Held:innen als tragische Figuren
Helden und Heldinnen in Mythen und Erzählungen sind oft tragische Figuren. Ihr Heldentum ist unweigerlich mit Leid für viele und, häufiger als nicht, mit dem eigenen Untergang verbunden. Diese Erzählungen, verstärkt durch Jungs Archetypenlehre, zeigen uns, dass der Held oft ein:e einsame:r Kämpfer:in ist, der Weg unweigerlich zu persönlichem Opfer oder Tragödie führt.

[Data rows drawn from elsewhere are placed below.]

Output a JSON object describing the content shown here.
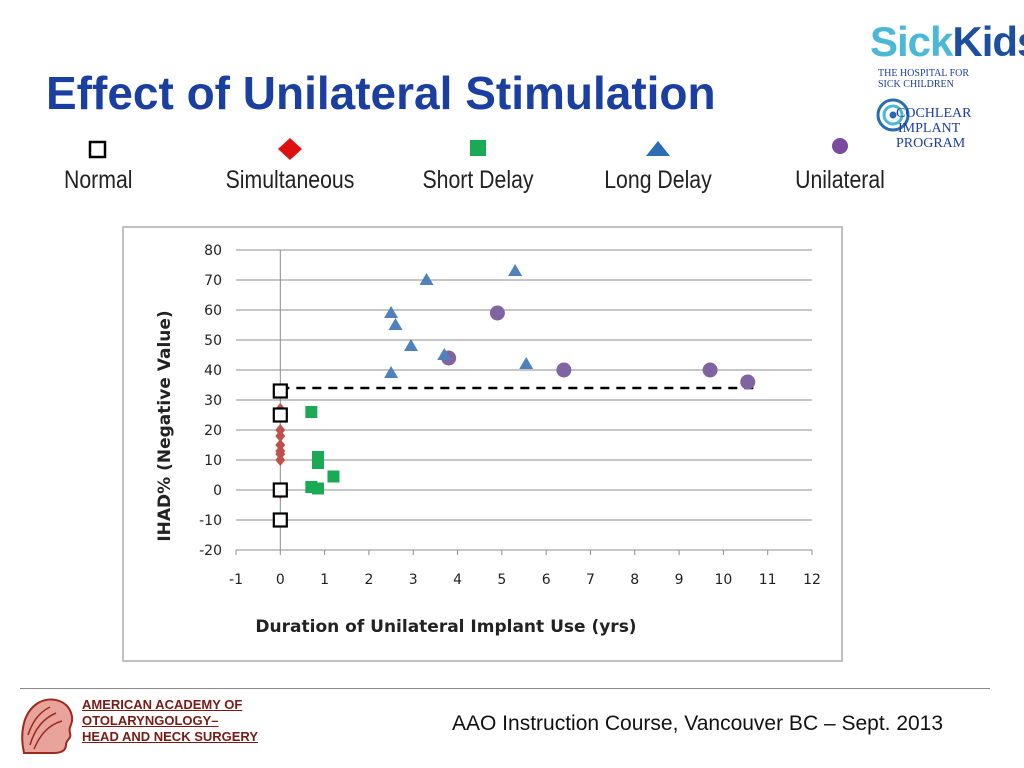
{
  "slide": {
    "title": "Effect of Unilateral Stimulation",
    "footer": "AAO Instruction Course, Vancouver BC – Sept. 2013"
  },
  "logos": {
    "sickkids_word_a": "Sick",
    "sickkids_word_b": "Kids",
    "sickkids_line1": "THE HOSPITAL FOR",
    "sickkids_line2": "SICK CHILDREN",
    "cip_line1": "COCHLEAR",
    "cip_line2": "IMPLANT",
    "cip_line3": "PROGRAM",
    "aao_line1": "AMERICAN ACADEMY OF",
    "aao_line2": "OTOLARYNGOLOGY–",
    "aao_line3": "HEAD AND NECK SURGERY"
  },
  "legend": [
    {
      "label": "Normal",
      "marker": "square-open",
      "color": "#000000"
    },
    {
      "label": "Simultaneous",
      "marker": "diamond",
      "color": "#e01010"
    },
    {
      "label": "Short Delay",
      "marker": "square",
      "color": "#1aaa55"
    },
    {
      "label": "Long Delay",
      "marker": "triangle",
      "color": "#2d6db5"
    },
    {
      "label": "Unilateral",
      "marker": "circle",
      "color": "#7a4aa0"
    }
  ],
  "chart_data": {
    "type": "scatter",
    "xlabel": "Duration of Unilateral Implant Use (yrs)",
    "ylabel": "IHAD% (Negative Value)",
    "xlim": [
      -1,
      12
    ],
    "ylim": [
      -20,
      80
    ],
    "xticks": [
      -1,
      0,
      1,
      2,
      3,
      4,
      5,
      6,
      7,
      8,
      9,
      10,
      11,
      12
    ],
    "yticks": [
      -20,
      -10,
      0,
      10,
      20,
      30,
      40,
      50,
      60,
      70,
      80
    ],
    "grid": "horizontal",
    "reference_line": {
      "y": 34,
      "x_from": 0,
      "x_to": 10.8,
      "style": "dashed"
    },
    "series": [
      {
        "name": "Normal",
        "color": "#000000",
        "marker": "square-open",
        "x": [
          0,
          0,
          0,
          0
        ],
        "y": [
          33,
          25,
          0,
          -10
        ]
      },
      {
        "name": "Simultaneous",
        "color": "#c0504d",
        "marker": "diamond",
        "x": [
          0,
          0,
          0,
          0,
          0,
          0,
          0,
          0
        ],
        "y": [
          27,
          20,
          18,
          15,
          13,
          12,
          10,
          -1
        ]
      },
      {
        "name": "Short Delay",
        "color": "#1aaa55",
        "marker": "square",
        "x": [
          0.7,
          0.85,
          0.85,
          0.7,
          0.85,
          1.2
        ],
        "y": [
          26,
          11,
          9,
          1,
          0.5,
          4.5
        ]
      },
      {
        "name": "Long Delay",
        "color": "#4f81bd",
        "marker": "triangle",
        "x": [
          2.5,
          2.6,
          2.5,
          2.95,
          3.3,
          3.7,
          5.3,
          5.55
        ],
        "y": [
          59,
          55,
          39,
          48,
          70,
          45,
          73,
          42
        ]
      },
      {
        "name": "Unilateral",
        "color": "#8064a2",
        "marker": "circle",
        "x": [
          3.8,
          4.9,
          6.4,
          9.7,
          10.55
        ],
        "y": [
          44,
          59,
          40,
          40,
          36
        ]
      }
    ]
  }
}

In der realen Welt der Wirtschaft führt die Idealisierung von Heldenfiguren zu unrealistischen Erwartungen und dem Druck, unmögliche Standards zu erfüllen, was oft zu Enttäuschung und Burn-out führt (siehe auch Wie vermeide ich Stress und Burn-out mit Gewaltfreier Kommunikation?).
Postheroische Führung als Alternative
Anstelle des heroischen Führungsmodells schlage ich das Konzept der postheroischen Führung vor. Dieses Modell betont Kollaboration, Demokratisierung der Macht und die Fähigkeit, komplexe Systeme zu navigieren. Postheroische Führer sind Facilitatoren, die Teamarbeit fördern, Vielfalt schätzen und die kollektive Intelligenz ihres Umfelds nutzen. Sie erkennen, dass in einer komplexen Welt keine Einzelperson alle Antworten haben kann (siehe auch den filmischen Beitrag auf Vimeo Streifgang: Postheroisch Führung mit Balthasar Wicki, ein prototypisches Gesprächsformat aus dem Jahre 2014).
Streifgang: Postheroisch Führung mit Balthasar Wicki
Die Schwierigkeit der Abkehr von Helden
Die Abkehr von der Vorstellung der heroischen Einzelnen, des heroischen Einzelnen ist nicht einfach. Zugegeben, zu verlockend der Ruf nach der starken Person, die «das Richtige» durchsetzt. Menschen sind evolutionär darauf programmiert, in Zeiten der Unsicherheit nach starken Führern zu suchen. Diese Veranlagung, kombiniert mit tief verwurzelten kulturellen Erzählungen, macht den Wandel schwierig. Doch angesichts der Tragik, die der Ruf nach dem starken Mann oder der starken Frau unweigerlich mit sich bringt, ist es unerlässlich, dass wir diese Veranlagung hinterfragen und neue Modelle der Führung und des Heldentums entwickeln.
Was die Welt benötigt …
Die Welt und die Menschheit benötigen weniger Heldinnen und Helden im traditionellen Sinne. Stattdessen benötigen wir Führungspersonen und Vorbilder, die Zusammenarbeit, Empathie und kollektive Intelligenz fördern. Die Abkehr von der Heroisierung einzelner und die Hinwendung zu einem inklusiveren, demokratischeren und vernetzten Verständnis von Führung und Einfluss könnte der Schlüssel zu einer nachhaltigeren und gerechteren Zukunft sein. In einer Welt, in der Machtmissbrauch keine Überraschung ist, liegt die wahre Stärke in der Fähigkeit, Macht zu teilen, zuzuhören und gemeinsam zu handeln.